THE HEAT IS ON (DURING)
Drink three to six ounces of water every 15 to 30 minutes during exercise.
Get an extra boost
During prolonged periods of intense exercise (1½ hours or more at an intensity of over 50% of heart rate reserve), sports drinks can also be useful, but stay away from the sugary/syrupy ones like Gatorade and Powerade.
Herbalife’s H30 is the perfect alternative and can be added directly to water. It is composed of carbohydrates (sugars) and electrolytes. Drinks containing up to 10% carbohydrates enter the bloodstream quickly enough to deliver glucose to active muscles, which can help to improve endurance. However, drinks that exceed 10% carbohydrates, such as fruit juices and sodas, can cause cramps, nausea and diarrhea. Avoid these during exercise.
WINDING DOWN (AFTER)
Right after — more carbs
Immediately after your workout, have a small snack that is rich in carbs in order to restore your muscle-glycogen levels.
The 45-min Window — protein
About 60 minutes after training, have a hearty meal that includes lean protein, such as chicken or tuna, in order to repair your damaged muscle tissues. To restore those glycogen levels, your meal should also include some complex carbs. Protein shakes are an awesome and easy way to get all the noutrition you need following a slamming workout.
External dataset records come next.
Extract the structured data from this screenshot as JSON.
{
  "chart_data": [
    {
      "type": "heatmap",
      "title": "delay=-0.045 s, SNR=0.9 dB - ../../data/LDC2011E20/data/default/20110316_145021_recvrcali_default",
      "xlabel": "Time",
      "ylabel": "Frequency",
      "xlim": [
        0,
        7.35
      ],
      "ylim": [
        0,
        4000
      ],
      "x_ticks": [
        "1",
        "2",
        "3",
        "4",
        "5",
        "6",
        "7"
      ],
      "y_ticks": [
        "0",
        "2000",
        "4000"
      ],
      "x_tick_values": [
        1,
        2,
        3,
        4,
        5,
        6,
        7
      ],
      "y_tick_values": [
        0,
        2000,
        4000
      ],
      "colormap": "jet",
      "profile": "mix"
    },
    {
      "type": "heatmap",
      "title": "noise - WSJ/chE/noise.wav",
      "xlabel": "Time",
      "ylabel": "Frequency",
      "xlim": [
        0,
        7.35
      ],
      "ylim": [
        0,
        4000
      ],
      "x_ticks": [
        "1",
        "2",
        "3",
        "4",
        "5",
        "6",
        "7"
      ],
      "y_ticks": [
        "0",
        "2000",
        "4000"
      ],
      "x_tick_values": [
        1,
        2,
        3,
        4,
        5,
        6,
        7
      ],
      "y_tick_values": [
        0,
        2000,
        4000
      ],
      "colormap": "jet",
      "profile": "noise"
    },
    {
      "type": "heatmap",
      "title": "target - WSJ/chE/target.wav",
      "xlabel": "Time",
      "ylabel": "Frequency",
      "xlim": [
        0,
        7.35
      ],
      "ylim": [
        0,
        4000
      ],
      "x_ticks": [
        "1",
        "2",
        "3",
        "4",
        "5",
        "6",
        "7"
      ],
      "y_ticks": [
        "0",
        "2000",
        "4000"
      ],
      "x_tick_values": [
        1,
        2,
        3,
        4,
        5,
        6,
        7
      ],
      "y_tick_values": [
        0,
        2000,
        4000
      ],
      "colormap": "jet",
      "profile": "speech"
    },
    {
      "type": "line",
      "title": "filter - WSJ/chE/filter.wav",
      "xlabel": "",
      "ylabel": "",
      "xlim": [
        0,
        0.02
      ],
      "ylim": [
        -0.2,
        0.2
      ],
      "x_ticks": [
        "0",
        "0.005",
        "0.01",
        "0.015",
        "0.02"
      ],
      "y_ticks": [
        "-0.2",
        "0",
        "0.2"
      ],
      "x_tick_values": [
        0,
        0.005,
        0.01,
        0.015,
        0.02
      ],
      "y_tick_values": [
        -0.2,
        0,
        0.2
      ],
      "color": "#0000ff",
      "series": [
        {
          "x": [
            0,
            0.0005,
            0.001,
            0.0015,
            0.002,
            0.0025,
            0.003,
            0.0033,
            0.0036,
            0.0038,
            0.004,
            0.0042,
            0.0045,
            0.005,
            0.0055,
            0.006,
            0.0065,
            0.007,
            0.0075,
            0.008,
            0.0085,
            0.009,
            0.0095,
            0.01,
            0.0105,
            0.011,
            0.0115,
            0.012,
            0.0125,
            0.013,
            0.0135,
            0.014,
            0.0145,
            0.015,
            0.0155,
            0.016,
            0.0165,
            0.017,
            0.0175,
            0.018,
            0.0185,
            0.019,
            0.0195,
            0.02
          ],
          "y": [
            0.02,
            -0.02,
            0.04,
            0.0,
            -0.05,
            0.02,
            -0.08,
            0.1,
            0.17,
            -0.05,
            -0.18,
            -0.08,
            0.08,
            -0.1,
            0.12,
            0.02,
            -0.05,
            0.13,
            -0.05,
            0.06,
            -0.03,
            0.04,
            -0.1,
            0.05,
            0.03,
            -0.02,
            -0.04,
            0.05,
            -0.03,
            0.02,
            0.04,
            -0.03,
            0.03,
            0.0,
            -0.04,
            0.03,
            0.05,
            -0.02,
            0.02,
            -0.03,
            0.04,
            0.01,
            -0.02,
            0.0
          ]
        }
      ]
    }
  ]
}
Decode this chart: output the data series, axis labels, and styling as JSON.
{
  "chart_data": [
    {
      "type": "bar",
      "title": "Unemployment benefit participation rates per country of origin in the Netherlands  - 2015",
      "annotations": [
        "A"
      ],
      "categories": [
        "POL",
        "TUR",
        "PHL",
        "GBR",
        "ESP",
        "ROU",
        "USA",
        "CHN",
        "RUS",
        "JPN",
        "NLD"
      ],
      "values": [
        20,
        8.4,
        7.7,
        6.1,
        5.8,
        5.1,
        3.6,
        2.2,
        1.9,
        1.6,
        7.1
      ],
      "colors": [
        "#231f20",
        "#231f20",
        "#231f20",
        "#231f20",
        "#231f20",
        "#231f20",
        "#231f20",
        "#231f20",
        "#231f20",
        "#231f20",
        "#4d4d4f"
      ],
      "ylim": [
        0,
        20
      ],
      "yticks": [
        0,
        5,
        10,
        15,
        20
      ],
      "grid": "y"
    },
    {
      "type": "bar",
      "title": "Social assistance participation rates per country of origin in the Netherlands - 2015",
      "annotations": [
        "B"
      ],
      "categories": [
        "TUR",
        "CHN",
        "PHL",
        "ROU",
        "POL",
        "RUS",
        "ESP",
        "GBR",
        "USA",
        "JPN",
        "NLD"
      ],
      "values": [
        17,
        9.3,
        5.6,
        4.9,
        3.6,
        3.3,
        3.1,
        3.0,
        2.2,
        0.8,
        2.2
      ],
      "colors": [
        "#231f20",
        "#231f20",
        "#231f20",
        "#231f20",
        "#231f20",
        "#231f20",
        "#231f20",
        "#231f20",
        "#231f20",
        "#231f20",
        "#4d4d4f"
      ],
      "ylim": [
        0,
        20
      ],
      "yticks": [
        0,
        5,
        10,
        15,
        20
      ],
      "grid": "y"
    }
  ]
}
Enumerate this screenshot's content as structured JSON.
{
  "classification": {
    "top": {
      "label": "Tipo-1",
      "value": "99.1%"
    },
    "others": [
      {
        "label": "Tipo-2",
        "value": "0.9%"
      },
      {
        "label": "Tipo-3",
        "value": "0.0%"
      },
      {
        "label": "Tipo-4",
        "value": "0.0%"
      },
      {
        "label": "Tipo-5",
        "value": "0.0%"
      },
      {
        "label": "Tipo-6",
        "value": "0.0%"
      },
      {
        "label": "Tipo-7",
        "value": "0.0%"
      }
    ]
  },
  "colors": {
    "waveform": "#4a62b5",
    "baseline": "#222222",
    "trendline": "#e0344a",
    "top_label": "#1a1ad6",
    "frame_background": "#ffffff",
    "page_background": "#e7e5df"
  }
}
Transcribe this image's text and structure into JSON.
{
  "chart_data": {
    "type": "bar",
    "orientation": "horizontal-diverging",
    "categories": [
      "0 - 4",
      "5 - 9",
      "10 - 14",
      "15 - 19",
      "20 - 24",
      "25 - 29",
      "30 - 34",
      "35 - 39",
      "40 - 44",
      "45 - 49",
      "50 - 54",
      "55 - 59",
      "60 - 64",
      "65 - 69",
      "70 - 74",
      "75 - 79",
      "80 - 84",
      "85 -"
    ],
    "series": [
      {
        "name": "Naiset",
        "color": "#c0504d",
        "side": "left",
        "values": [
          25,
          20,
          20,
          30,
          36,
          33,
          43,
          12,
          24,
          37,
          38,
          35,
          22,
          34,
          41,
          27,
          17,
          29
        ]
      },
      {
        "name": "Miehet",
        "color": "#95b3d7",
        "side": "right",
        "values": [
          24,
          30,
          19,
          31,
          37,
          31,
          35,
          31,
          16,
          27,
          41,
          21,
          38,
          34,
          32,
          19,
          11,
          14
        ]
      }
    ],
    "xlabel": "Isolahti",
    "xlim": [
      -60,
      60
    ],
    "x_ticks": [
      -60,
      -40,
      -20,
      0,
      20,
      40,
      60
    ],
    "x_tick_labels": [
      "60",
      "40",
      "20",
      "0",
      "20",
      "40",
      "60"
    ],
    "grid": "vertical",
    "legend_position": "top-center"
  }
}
Don’t forget to drink more water after your workout to rehydrate your body. Monitor your pre- and post-exercise body weight and drink two cups of water for every pound of weight lost.
EAT THE RIGHT AMOUNT OF PROTEIN
Whether you’re a bodybuilder or a moderate exerciser protein is indispensable for muscle repair and growth. It is simply a matter of knowing the protein requirements for your particular level of activity and personal goals.
For instance, a person who is only moderately active, 20% of their diet should come from protein, with another 20% coming from fat, and the remaining 60% coming from carbs. Whereas a bodybuilder should consume a diet that is made up of 30% protein, 30% fat, and 40% carbs.
BE GOOD TO YOUR BODY
Obviously, it can be really difficult to find the motivation to work out on a regular basis. But once you’ve gotten past that point and have integrated it into your daily life, you should make that extra effort to eat properly and get the most out of your training.
By following these simple guidelines, you’ll find that your performance, energy level and results will vastly improve.